J Orthop Surg Res. 2023 Sep 19;18(1):700. doi: 10.1186/s13018-023-04204-7.


BACKGROUND: Postoperative surgical site infections (SSIs) are an important complication to prevent in surgical treatment. Patients with diabetes mellitus (DM) have a higher risk of SSIs. Preoperative glycemic control is required. For patients with orthopedic trauma, the duration of preoperative glycemic control is limited because delaying operative treatment is difficult. However, whether preoperative glycemic control would decrease the risk of SSIs in diabetic patients with lower extremity fractures is unclear. The first aim of this study was to investigate the rate of SSIs among patients with DM who had undergone preoperative glycemic control, compared with that of patients without DM. As the secondary aim, we sought to demonstrate among patients with DM whether preoperative glycemic control would affect the development of SSIs between patients with controlled DM and patients with poorly controlled DM.

METHODS: In this retrospective cohort study, 1510 patients treated surgically for lower extremity fractures were enrolled. Data collected were patient age, sex, body mass index, history of DM, development of SSIs, tobacco use, the presence of an open fracture, the period between the day of injury and the operation, the length of surgery, and blood glucose levels on admission and on the day before surgery.

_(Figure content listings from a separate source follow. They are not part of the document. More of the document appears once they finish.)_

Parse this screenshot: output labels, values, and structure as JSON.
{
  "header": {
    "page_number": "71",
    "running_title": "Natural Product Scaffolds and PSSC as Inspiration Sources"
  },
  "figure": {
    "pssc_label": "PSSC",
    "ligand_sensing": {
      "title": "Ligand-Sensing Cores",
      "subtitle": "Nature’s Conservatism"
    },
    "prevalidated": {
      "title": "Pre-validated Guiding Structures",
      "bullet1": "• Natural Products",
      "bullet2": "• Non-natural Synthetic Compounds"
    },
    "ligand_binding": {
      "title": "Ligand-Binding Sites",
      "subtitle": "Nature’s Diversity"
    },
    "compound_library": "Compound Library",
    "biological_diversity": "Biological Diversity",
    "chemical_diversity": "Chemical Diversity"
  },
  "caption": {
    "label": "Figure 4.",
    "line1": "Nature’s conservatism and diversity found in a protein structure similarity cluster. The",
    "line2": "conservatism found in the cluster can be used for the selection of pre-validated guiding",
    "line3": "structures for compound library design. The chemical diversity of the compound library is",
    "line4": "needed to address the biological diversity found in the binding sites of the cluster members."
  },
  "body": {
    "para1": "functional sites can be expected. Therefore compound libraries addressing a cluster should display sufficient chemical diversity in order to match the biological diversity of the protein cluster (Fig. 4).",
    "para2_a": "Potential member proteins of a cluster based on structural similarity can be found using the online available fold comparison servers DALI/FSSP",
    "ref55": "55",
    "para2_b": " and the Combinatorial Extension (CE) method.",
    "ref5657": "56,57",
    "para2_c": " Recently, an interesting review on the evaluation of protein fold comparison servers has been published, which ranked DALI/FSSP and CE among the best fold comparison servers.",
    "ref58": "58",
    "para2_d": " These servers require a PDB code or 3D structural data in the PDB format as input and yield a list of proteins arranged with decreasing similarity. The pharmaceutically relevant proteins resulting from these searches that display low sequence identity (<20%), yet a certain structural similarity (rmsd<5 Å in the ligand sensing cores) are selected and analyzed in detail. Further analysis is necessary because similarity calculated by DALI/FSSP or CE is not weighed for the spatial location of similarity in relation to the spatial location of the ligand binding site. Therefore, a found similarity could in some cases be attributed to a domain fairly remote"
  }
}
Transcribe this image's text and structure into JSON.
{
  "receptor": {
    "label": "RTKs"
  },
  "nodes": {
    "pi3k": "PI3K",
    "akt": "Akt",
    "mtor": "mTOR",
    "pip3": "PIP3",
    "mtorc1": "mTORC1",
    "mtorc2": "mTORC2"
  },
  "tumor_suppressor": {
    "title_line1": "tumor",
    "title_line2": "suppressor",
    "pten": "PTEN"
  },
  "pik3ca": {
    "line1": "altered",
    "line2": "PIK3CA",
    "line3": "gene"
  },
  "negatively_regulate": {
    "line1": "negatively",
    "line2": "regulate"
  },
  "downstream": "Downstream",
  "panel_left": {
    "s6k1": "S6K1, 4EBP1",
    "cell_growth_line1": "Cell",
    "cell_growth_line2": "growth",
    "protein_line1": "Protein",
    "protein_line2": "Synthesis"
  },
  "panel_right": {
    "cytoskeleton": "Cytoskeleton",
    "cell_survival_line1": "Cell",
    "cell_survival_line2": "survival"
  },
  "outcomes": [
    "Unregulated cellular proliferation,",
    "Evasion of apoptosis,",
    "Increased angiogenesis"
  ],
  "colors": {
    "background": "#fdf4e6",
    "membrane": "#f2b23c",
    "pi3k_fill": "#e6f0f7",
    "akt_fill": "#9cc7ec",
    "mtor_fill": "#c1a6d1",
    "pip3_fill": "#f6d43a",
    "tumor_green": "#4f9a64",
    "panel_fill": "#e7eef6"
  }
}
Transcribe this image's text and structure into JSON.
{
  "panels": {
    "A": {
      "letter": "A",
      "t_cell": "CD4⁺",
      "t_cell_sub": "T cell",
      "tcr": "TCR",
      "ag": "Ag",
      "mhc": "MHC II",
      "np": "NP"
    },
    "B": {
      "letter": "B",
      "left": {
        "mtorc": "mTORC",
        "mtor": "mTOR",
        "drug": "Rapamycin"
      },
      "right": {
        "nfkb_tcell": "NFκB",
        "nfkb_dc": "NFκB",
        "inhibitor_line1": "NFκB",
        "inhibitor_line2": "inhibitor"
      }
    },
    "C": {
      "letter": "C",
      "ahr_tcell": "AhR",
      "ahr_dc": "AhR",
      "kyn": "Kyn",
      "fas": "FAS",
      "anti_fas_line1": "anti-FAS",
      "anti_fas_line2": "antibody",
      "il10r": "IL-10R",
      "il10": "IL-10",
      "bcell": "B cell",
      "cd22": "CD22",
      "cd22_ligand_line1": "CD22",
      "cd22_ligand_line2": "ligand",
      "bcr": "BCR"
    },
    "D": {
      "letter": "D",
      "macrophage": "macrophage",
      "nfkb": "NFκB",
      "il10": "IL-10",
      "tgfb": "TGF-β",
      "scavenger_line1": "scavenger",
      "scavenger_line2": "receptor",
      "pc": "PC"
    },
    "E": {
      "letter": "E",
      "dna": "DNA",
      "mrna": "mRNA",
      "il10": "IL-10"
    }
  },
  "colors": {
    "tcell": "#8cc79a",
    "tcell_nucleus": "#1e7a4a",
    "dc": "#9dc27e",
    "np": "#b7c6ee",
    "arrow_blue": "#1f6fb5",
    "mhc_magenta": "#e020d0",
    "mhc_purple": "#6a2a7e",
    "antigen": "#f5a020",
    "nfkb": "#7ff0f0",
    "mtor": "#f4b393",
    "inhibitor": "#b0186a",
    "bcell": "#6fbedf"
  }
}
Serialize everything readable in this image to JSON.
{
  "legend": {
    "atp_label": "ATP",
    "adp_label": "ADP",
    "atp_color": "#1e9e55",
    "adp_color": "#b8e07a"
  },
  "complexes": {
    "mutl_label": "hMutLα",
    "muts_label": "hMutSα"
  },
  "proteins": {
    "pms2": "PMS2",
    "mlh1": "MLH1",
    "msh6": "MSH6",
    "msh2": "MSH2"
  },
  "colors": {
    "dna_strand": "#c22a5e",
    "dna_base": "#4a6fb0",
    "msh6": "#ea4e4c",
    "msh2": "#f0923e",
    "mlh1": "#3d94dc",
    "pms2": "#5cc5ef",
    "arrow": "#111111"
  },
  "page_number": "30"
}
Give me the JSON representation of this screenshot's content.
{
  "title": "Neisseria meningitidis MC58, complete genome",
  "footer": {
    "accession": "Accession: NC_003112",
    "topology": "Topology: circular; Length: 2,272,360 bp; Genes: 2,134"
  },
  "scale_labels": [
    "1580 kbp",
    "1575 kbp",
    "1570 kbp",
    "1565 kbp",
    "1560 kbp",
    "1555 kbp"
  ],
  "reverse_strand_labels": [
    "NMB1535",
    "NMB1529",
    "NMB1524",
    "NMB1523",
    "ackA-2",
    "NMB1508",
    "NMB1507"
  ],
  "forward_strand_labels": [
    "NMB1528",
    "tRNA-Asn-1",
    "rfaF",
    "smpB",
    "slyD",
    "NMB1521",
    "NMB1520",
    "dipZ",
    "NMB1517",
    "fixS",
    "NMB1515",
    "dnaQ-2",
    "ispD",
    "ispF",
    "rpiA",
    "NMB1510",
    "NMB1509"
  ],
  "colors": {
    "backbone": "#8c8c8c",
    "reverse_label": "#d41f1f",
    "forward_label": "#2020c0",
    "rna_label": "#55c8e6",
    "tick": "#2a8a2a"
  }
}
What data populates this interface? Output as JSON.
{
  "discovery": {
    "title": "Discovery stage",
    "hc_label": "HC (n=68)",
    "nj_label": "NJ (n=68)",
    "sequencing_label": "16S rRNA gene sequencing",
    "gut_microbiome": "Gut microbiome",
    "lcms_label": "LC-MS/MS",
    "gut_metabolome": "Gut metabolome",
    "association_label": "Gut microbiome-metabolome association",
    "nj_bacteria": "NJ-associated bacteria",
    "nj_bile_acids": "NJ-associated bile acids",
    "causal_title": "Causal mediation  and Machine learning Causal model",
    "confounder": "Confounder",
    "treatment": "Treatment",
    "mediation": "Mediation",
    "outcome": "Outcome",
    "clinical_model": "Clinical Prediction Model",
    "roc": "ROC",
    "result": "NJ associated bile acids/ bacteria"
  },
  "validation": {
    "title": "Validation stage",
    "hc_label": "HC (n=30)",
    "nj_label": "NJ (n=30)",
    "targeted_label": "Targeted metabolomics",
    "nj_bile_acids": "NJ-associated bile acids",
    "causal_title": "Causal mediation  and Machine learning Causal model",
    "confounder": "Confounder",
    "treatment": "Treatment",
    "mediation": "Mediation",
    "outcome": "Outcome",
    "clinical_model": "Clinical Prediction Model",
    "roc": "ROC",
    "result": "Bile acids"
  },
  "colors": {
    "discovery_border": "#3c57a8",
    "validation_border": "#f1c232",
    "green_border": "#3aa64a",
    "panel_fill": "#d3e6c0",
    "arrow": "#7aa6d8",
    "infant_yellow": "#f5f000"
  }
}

RESULTS: The rate of total SSIs was 6.0% among patients with DM and 4.4% among patients without DM (p = 0.31). Multivariate logistic regression revealed a significant association between the development of SSIs and the presence of DM (odds ratio, 1.79; 95% confidence interval 1.01-3.19; p = 0.047). The results of the secondary study revealed that the rate of early SSIs was significantly higher in the poorly controlled DM group than in the controlled DM group (5.9% vs. 1.5%; p = 0.032). However, multivariate logistic regression revealed that control levels of DM were not significantly associated with the development of SSIs.

CONCLUSIONS: Even though patients with DM had undergone preoperative glycemic control, SSIs were significantly associated with DM, especially when the patients had poorly controlled DM. This finding suggested that continuous glycemic control is important preoperatively and postoperatively to prevent SSIs.